This runic inscription, designated as Sm 99 in the Rundata catalog, is on a Viking Age memorial runestone located in Nederby, which is about two kilometers northwest of Myresjö, Jönköping County, Sweden, and in the historic province of Småland.

==Description==
The inscription on this granite runestone, which is 1.55 meters in height, consists of runic text in the younger futhark inscribed within a spiral text band. The stone is near a road and a small stream, and the runic text states that a bridge was made as a memorial. The reference to bridge-building in the runic text is fairly common in runestones during this time period. Some are Christian references related to passing the bridge into the afterlife. At this time, the Catholic Church sponsored the building of roads and bridges through a practice similar to an indulgence in return for the church's intercession for the soul of the departed. There are many examples of these bridge stones dated from the eleventh century, including runic inscriptions Sö 101 in Ramsund, U 69 in Eggeby, and U 489 in Morby. Nearby to Sm 99 on the other side of the stream is a second runestone, Sm 100 in Glömsjö, which also discusses the building of a bridge as a memorial.
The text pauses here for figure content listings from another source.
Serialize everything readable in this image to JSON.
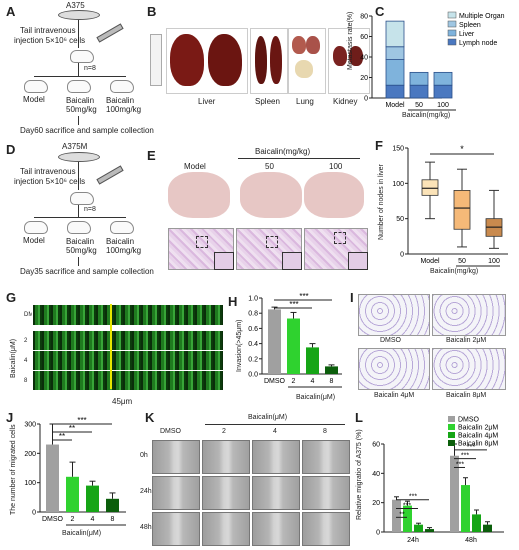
{
  "panels": {
    "A": {
      "letter": "A",
      "cell_line": "A375",
      "injection_line1": "Tail intravenous",
      "injection_line2": "injection 5×10⁶ cells",
      "n": "n=8",
      "groups": [
        "Model",
        "Baicalin\n50mg/kg",
        "Baicalin\n100mg/kg"
      ],
      "endpoint": "Day60 sacrifice and sample collection"
    },
    "B": {
      "letter": "B",
      "organs": [
        "Liver",
        "Spleen",
        "Lung",
        "Kidney"
      ]
    },
    "C": {
      "letter": "C",
      "legend": [
        "Multiple Organ",
        "Spleen",
        "Liver",
        "Lymph node"
      ],
      "legend_colors": [
        "#c6e3ea",
        "#9fc6e2",
        "#7fb3dc",
        "#4a78c0"
      ],
      "ylabel": "Metastasis rate(%)",
      "yticks": [
        "0",
        "20",
        "40",
        "60",
        "80"
      ],
      "xticks": [
        "Model",
        "50",
        "100"
      ],
      "xlabel": "Baicalin(mg/kg)"
    },
    "D": {
      "letter": "D",
      "cell_line": "A375M",
      "injection_line1": "Tail intravenous",
      "injection_line2": "injection 5×10⁶ cells",
      "n": "n=8",
      "groups": [
        "Model",
        "Baicalin\n50mg/kg",
        "Baicalin\n100mg/kg"
      ],
      "endpoint": "Day35 sacrifice and sample collection"
    },
    "E": {
      "letter": "E",
      "baicalin_header": "Baicalin(mg/kg)",
      "columns": [
        "Model",
        "50",
        "100"
      ]
    },
    "F": {
      "letter": "F",
      "ylabel": "Number of nodes in liver",
      "yticks": [
        "0",
        "50",
        "100",
        "150"
      ],
      "xticks": [
        "Model",
        "50",
        "100"
      ],
      "xlabel": "Baicalin(mg/kg)",
      "sig": "*"
    },
    "G": {
      "letter": "G",
      "rows": [
        "DMSO",
        "2",
        "4",
        "8"
      ],
      "side_label": "Baicalin(μM)",
      "scale": "45μm"
    },
    "H": {
      "letter": "H",
      "ylabel": "Invasion(>45μm)",
      "yticks": [
        "0.0",
        "0.2",
        "0.4",
        "0.6",
        "0.8",
        "1.0"
      ],
      "xticks": [
        "DMSO",
        "2",
        "4",
        "8"
      ],
      "xlabel": "Baicalin(μM)",
      "sig": [
        "***",
        "***"
      ]
    },
    "I": {
      "letter": "I",
      "labels": [
        "DMSO",
        "Baicalin 2μM",
        "Baicalin 4μM",
        "Baicalin 8μM"
      ]
    },
    "J": {
      "letter": "J",
      "ylabel": "The number of migrated cells",
      "yticks": [
        "0",
        "100",
        "200",
        "300"
      ],
      "xticks": [
        "DMSO",
        "2",
        "4",
        "8"
      ],
      "xlabel": "Baicalin(μM)",
      "sig": [
        "**",
        "**",
        "***"
      ]
    },
    "K": {
      "letter": "K",
      "header": "Baicalin(μM)",
      "columns": [
        "DMSO",
        "2",
        "4",
        "8"
      ],
      "rows": [
        "0h",
        "24h",
        "48h"
      ]
    },
    "L": {
      "letter": "L",
      "legend": [
        "DMSO",
        "Baicalin 2μM",
        "Baicalin 4μM",
        "Baicalin 8μM"
      ],
      "ylabel": "Relative migratio of A375 (%)",
      "yticks": [
        "0",
        "20",
        "40",
        "60"
      ],
      "xticks": [
        "24h",
        "48h"
      ],
      "sig": [
        "**",
        "***",
        "***",
        "***",
        "***",
        "***"
      ]
    }
  },
  "colors": {
    "green_series": [
      "#a0a0a0",
      "#2fd22f",
      "#16a516",
      "#0b5e0b"
    ],
    "box_colors": [
      "#fbe3b8",
      "#f5b978",
      "#c98a4e"
    ]
  },
  "chart_data": [
    {
      "panel": "C",
      "type": "bar",
      "stacked": true,
      "categories": [
        "Model",
        "50",
        "100"
      ],
      "series": [
        {
          "name": "Lymph node",
          "values": [
            12.5,
            12.5,
            12.5
          ]
        },
        {
          "name": "Liver",
          "values": [
            25,
            12.5,
            12.5
          ]
        },
        {
          "name": "Spleen",
          "values": [
            12.5,
            0,
            0
          ]
        },
        {
          "name": "Multiple Organ",
          "values": [
            25,
            0,
            0
          ]
        }
      ],
      "ylabel": "Metastasis rate(%)",
      "xlabel": "Baicalin(mg/kg)",
      "ylim": [
        0,
        80
      ]
    },
    {
      "panel": "F",
      "type": "box",
      "categories": [
        "Model",
        "50",
        "100"
      ],
      "boxes": [
        {
          "min": 50,
          "q1": 83,
          "median": 93,
          "q3": 105,
          "max": 130
        },
        {
          "min": 10,
          "q1": 35,
          "median": 65,
          "q3": 90,
          "max": 120
        },
        {
          "min": 8,
          "q1": 25,
          "median": 38,
          "q3": 50,
          "max": 90
        }
      ],
      "ylabel": "Number of nodes in liver",
      "xlabel": "Baicalin(mg/kg)",
      "ylim": [
        0,
        150
      ]
    },
    {
      "panel": "H",
      "type": "bar",
      "categories": [
        "DMSO",
        "2",
        "4",
        "8"
      ],
      "values": [
        0.85,
        0.73,
        0.35,
        0.1
      ],
      "errors": [
        0.03,
        0.08,
        0.05,
        0.02
      ],
      "ylabel": "Invasion(>45μm)",
      "xlabel": "Baicalin(μM)",
      "ylim": [
        0,
        1.0
      ]
    },
    {
      "panel": "J",
      "type": "bar",
      "categories": [
        "DMSO",
        "2",
        "4",
        "8"
      ],
      "values": [
        230,
        120,
        90,
        45
      ],
      "errors": [
        70,
        50,
        15,
        20
      ],
      "ylabel": "The number of migrated cells",
      "xlabel": "Baicalin(μM)",
      "ylim": [
        0,
        300
      ]
    },
    {
      "panel": "L",
      "type": "bar",
      "categories": [
        "24h",
        "48h"
      ],
      "series": [
        {
          "name": "DMSO",
          "values": [
            22,
            52
          ],
          "errors": [
            2,
            8
          ]
        },
        {
          "name": "Baicalin 2μM",
          "values": [
            18,
            32
          ],
          "errors": [
            3,
            5
          ]
        },
        {
          "name": "Baicalin 4μM",
          "values": [
            5,
            12
          ],
          "errors": [
            1,
            3
          ]
        },
        {
          "name": "Baicalin 8μM",
          "values": [
            2,
            5
          ],
          "errors": [
            1,
            2
          ]
        }
      ],
      "ylabel": "Relative migratio of A375 (%)",
      "ylim": [
        0,
        60
      ]
    }
  ]
}
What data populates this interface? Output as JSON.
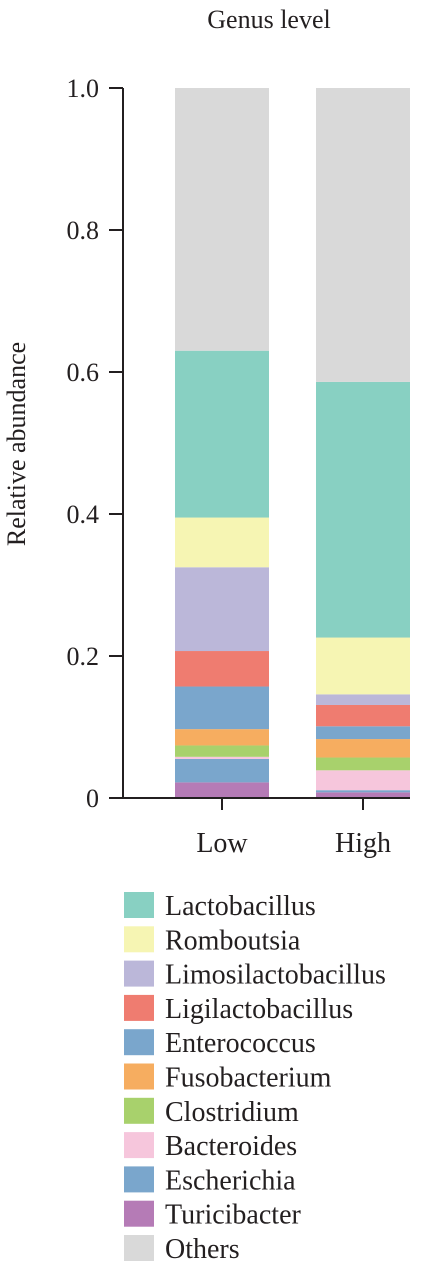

It is unclear if the two stones refer to the same bridge or if two families cooperated in its construction.

The runic text states that two sons named Þórðr and Þorbjôrn built the bridge and raised the stone as a memorial to their father Verskulfr. Of the personal names mentioned in the text, two contain the Norse pagan god Thor as a theophoric name element. The name Þorbjôrn translates as "Thor Bear," and Þórðr is a shortened form of Þór-röðr, a common male name form based upon the god's name.

==Inscription==

===Transliteration of the runes into Latin characters===
 þurþʀ * auk * þurbiourn * karþu [b](r)(u) [þas]i [ef]tiʀ : uersku(l)f * faþur * sin

===Transcription into Old Norse===
Þórðr ok Þorbjôrn gerðu brú þessa eptir Verskulf, fôður sinn.

===Translation in English===
Þórðr and Þorbjôrn made this bridge in memory of Verskulfr, their father.